Book Diary: The Virgin Suicides (Jeffrey Eugenides)

Just last night I watched Sofia Coppola’s adaptation of The Virgin Suicides, for the first time in quite a few years and it reminded me what a great book it is.  The things girls do to boys, ey?  Especially teenage ones.

Written by Jeffrey Eugenides, but some of the best descriptions about being a young woman I’ve ever read.  Also, of lust.

‘We felt the imprisonment of being a girl… We knew that the girls were really women in disguise, that they understood love and even death and that our job was merely to create the noise that seemed to fascinate them.  We knew that they knew everything about us and that we couldn’t fathom them at all.’

Trip, as an adult, recalling Lux:

‘She was the still point of the turning world.’

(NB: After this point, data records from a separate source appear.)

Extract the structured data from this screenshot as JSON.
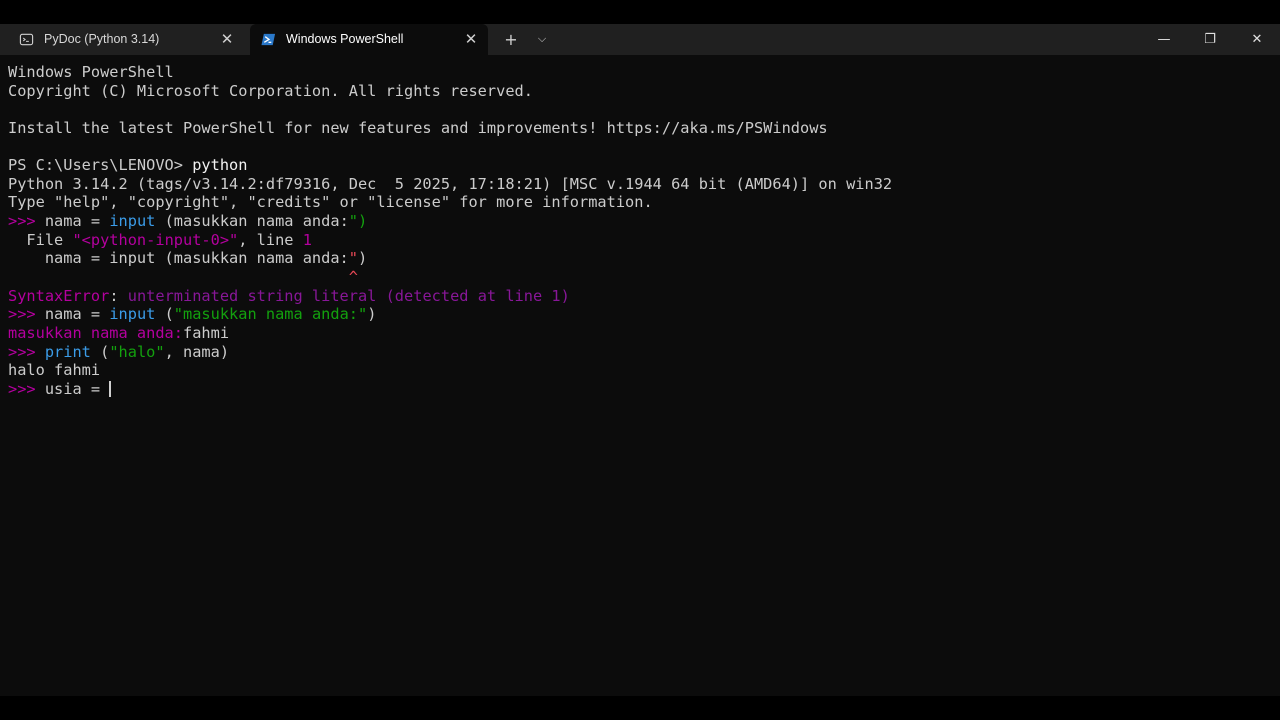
{
  "tabs": [
    {
      "label": "PyDoc (Python 3.14)",
      "icon": "terminal-icon",
      "active": false
    },
    {
      "label": "Windows PowerShell",
      "icon": "powershell-icon",
      "active": true
    }
  ],
  "titlebar": {
    "new_tab_glyph": "+",
    "dropdown_glyph": "⌵",
    "close_glyph": "✕",
    "minimize_glyph": "—",
    "maximize_glyph": "❐",
    "window_close_glyph": "✕"
  },
  "colors": {
    "background": "#0c0c0c",
    "prompt": "#b4009e",
    "keyword": "#3b9ce8",
    "string": "#13a10e",
    "error": "#b4009e"
  },
  "terminal": {
    "lines": [
      [
        {
          "t": "Windows PowerShell",
          "c": "default"
        }
      ],
      [
        {
          "t": "Copyright (C) Microsoft Corporation. All rights reserved.",
          "c": "default"
        }
      ],
      [
        {
          "t": "",
          "c": "default"
        }
      ],
      [
        {
          "t": "Install the latest PowerShell for new features and improvements! https://aka.ms/PSWindows",
          "c": "default"
        }
      ],
      [
        {
          "t": "",
          "c": "default"
        }
      ],
      [
        {
          "t": "PS C:\\Users\\LENOVO> ",
          "c": "default"
        },
        {
          "t": "python",
          "c": "white"
        }
      ],
      [
        {
          "t": "Python 3.14.2 (tags/v3.14.2:df79316, Dec  5 2025, 17:18:21) [MSC v.1944 64 bit (AMD64)] on win32",
          "c": "default"
        }
      ],
      [
        {
          "t": "Type \"help\", \"copyright\", \"credits\" or \"license\" for more information.",
          "c": "default"
        }
      ],
      [
        {
          "t": ">>> ",
          "c": "magenta"
        },
        {
          "t": "nama = ",
          "c": "default"
        },
        {
          "t": "input",
          "c": "blue"
        },
        {
          "t": " (masukkan nama anda:",
          "c": "default"
        },
        {
          "t": "\")",
          "c": "green"
        }
      ],
      [
        {
          "t": "  File ",
          "c": "default"
        },
        {
          "t": "\"<python-input-0>\"",
          "c": "magenta"
        },
        {
          "t": ", line ",
          "c": "default"
        },
        {
          "t": "1",
          "c": "magenta"
        }
      ],
      [
        {
          "t": "    nama = input (masukkan nama anda:",
          "c": "default"
        },
        {
          "t": "\"",
          "c": "red"
        },
        {
          "t": ")",
          "c": "default"
        }
      ],
      [
        {
          "t": "                                     ",
          "c": "default"
        },
        {
          "t": "^",
          "c": "red"
        }
      ],
      [
        {
          "t": "SyntaxError",
          "c": "magenta"
        },
        {
          "t": ": ",
          "c": "default"
        },
        {
          "t": "unterminated string literal (detected at line 1)",
          "c": "purple"
        }
      ],
      [
        {
          "t": ">>> ",
          "c": "magenta"
        },
        {
          "t": "nama = ",
          "c": "default"
        },
        {
          "t": "input",
          "c": "blue"
        },
        {
          "t": " (",
          "c": "default"
        },
        {
          "t": "\"masukkan nama anda:\"",
          "c": "green"
        },
        {
          "t": ")",
          "c": "default"
        }
      ],
      [
        {
          "t": "masukkan nama anda:",
          "c": "magenta"
        },
        {
          "t": "fahmi",
          "c": "default"
        }
      ],
      [
        {
          "t": ">>> ",
          "c": "magenta"
        },
        {
          "t": "print",
          "c": "blue"
        },
        {
          "t": " (",
          "c": "default"
        },
        {
          "t": "\"halo\"",
          "c": "green"
        },
        {
          "t": ", nama)",
          "c": "default"
        }
      ],
      [
        {
          "t": "halo fahmi",
          "c": "default"
        }
      ],
      [
        {
          "t": ">>> ",
          "c": "magenta"
        },
        {
          "t": "usia = ",
          "c": "default"
        }
      ]
    ]
  }
}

Trip to Lux in the school auditorium, whispered:

‘You’re the stone fox.’

The narrator says of his and his friends memories of the Lisbon sisters, that they are made:

‘…happier with dreams than with wives.’

On grief and the loss of love, after the suicides:

‘In the end we had pieces of the puzzle, but no matter how we put them together, gaps remained.  Oddly shaped emptiness mapped by what surrounded them, like countries we couldn’t name.  What lingered after them was not life, but the most trivial list of mundane facts.  A clock ticking on the wall, a room dim at noon, the outrageousness of a human being thinking only of herself.  We began the impossible process of trying to forget them.’